Die ERDE nimmt dabei bewusst keine konkretere (rechtliche) Form an. Dementsprechend gibt es keine Mitgliedschaften oder andere Voraussetzungsbedingungen, um partizipieren zu können
29
. Vielmehr ist das Sein und Wirken der Erdlinge in eine dezentrale und hierarchiefreie Organisationsform eingebettet.
3.2.1 Der Freiraum ERDE
Eine wichtige Rolle beim Etablieren alternativer Strukturen spielt für die Erdlinge das Schaffen von Freiräumen, in denen sich mit Gleichgesinnten getroffen und gemeinsam ausprobiert werden kann: „Ein großer Bereich des Wandels betrifft die Gestaltung von Lebensräumen – die Räume, in denen man gerne sein Leben verbringt, sich wohl fühlt und mit anderen Menschen in Beziehung treten kann. Bei der aktiven Gestaltung geht es darum, dass Orte der Begegnung und Plätze der Kommunikation entwickelt werden, wo Menschen zusammentreffen, wo Austausch stattfindet und neue Ideen entstehen können“ (Webseite).
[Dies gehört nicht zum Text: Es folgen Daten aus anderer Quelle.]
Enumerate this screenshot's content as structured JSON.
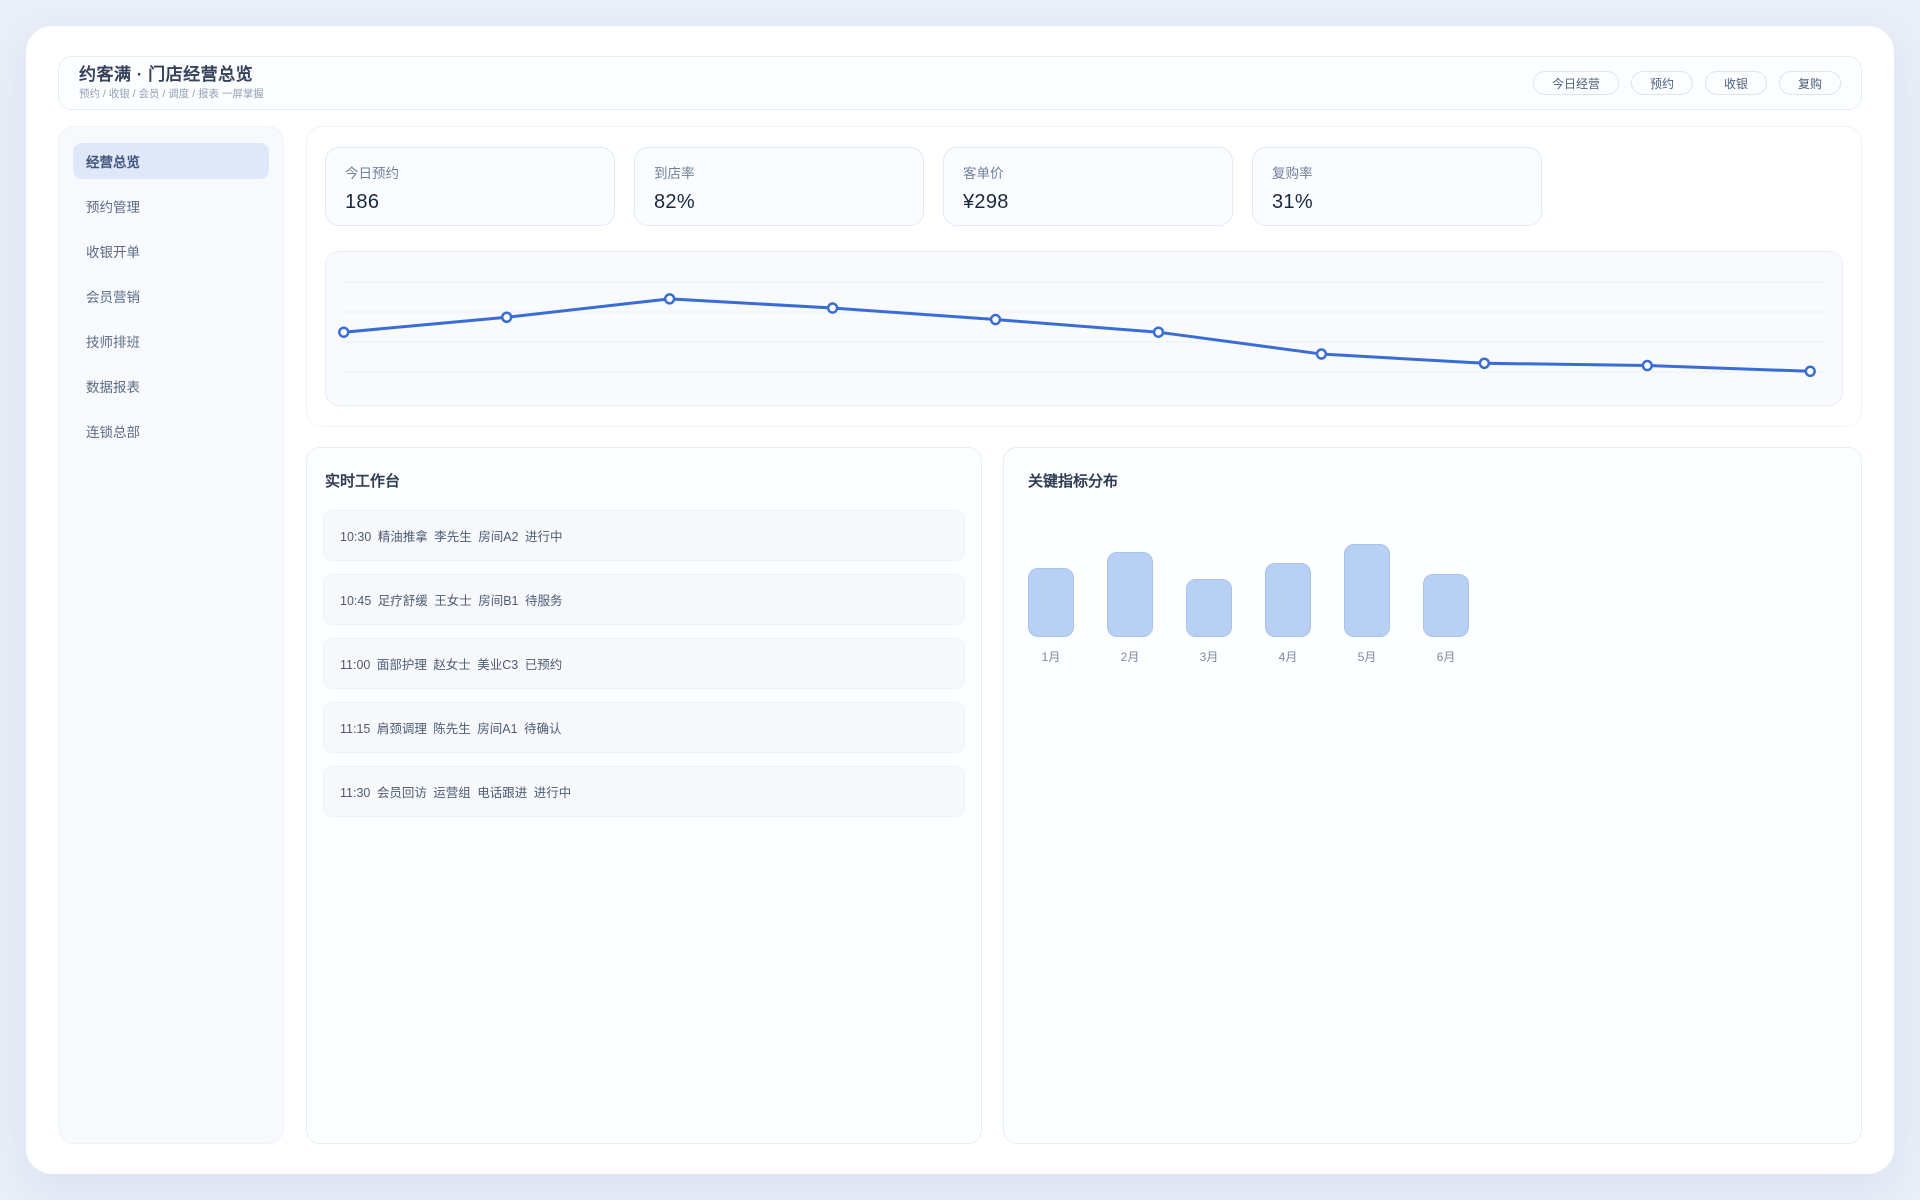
{
  "header": {
    "title": "约客满 · 门店经营总览",
    "subtitle": "预约 / 收银 / 会员 / 调度 / 报表 一屏掌握",
    "actions": [
      "今日经营",
      "预约",
      "收银",
      "复购"
    ]
  },
  "sidebar": {
    "items": [
      {
        "label": "经营总览",
        "active": true
      },
      {
        "label": "预约管理",
        "active": false
      },
      {
        "label": "收银开单",
        "active": false
      },
      {
        "label": "会员营销",
        "active": false
      },
      {
        "label": "技师排班",
        "active": false
      },
      {
        "label": "数据报表",
        "active": false
      },
      {
        "label": "连锁总部",
        "active": false
      }
    ]
  },
  "kpis": [
    {
      "label": "今日预约",
      "value": "186"
    },
    {
      "label": "到店率",
      "value": "82%"
    },
    {
      "label": "客单价",
      "value": "¥298"
    },
    {
      "label": "复购率",
      "value": "31%"
    }
  ],
  "workbench": {
    "title": "实时工作台",
    "items": [
      "10:30 精油推拿 李先生 房间A2 进行中",
      "10:45 足疗舒缓 王女士 房间B1 待服务",
      "11:00 面部护理 赵女士 美业C3 已预约",
      "11:15 肩颈调理 陈先生 房间A1 待确认",
      "11:30 会员回访 运营组 电话跟进 进行中"
    ]
  },
  "metrics": {
    "title": "关键指标分布"
  },
  "chart_data": [
    {
      "type": "line",
      "name": "business-trend",
      "title": "",
      "x": [
        1,
        2,
        3,
        4,
        5,
        6,
        7,
        8,
        9,
        10
      ],
      "values": [
        52,
        65,
        81,
        73,
        63,
        52,
        33,
        25,
        23,
        18
      ],
      "ylim": [
        0,
        100
      ],
      "grid": true,
      "line_color": "#3a6cd6",
      "marker": "open-circle"
    },
    {
      "type": "bar",
      "name": "monthly-distribution",
      "title": "关键指标分布",
      "categories": [
        "1月",
        "2月",
        "3月",
        "4月",
        "5月",
        "6月"
      ],
      "values": [
        69,
        85,
        58,
        74,
        93,
        63
      ],
      "ylim": [
        0,
        100
      ],
      "grid": false,
      "bar_color": "#b9d0f5"
    }
  ],
  "colors": {
    "page_bg": "#e9eef8",
    "accent_line": "#3a6cd6",
    "bar_fill": "#b9d0f5",
    "active_item_bg": "#dfe8f8"
  }
}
29 Daher lässt sich auch nicht festmachen, wie viele Menschen genau Teil der Bewegung Verantwortung ERDE sind. Eine Befragte äußerte hierzu: „Man könnte jetzt vielleicht schätzen, dass in unserem engeren Kreis vielleicht 100 Menschen sind und in unseren weiteren Kreisen ein paar Hundert, aber das schätzt auch jeder anders, deswegen sind diese Schätzungen eh völlig egal eigentlich“ (M., S.15).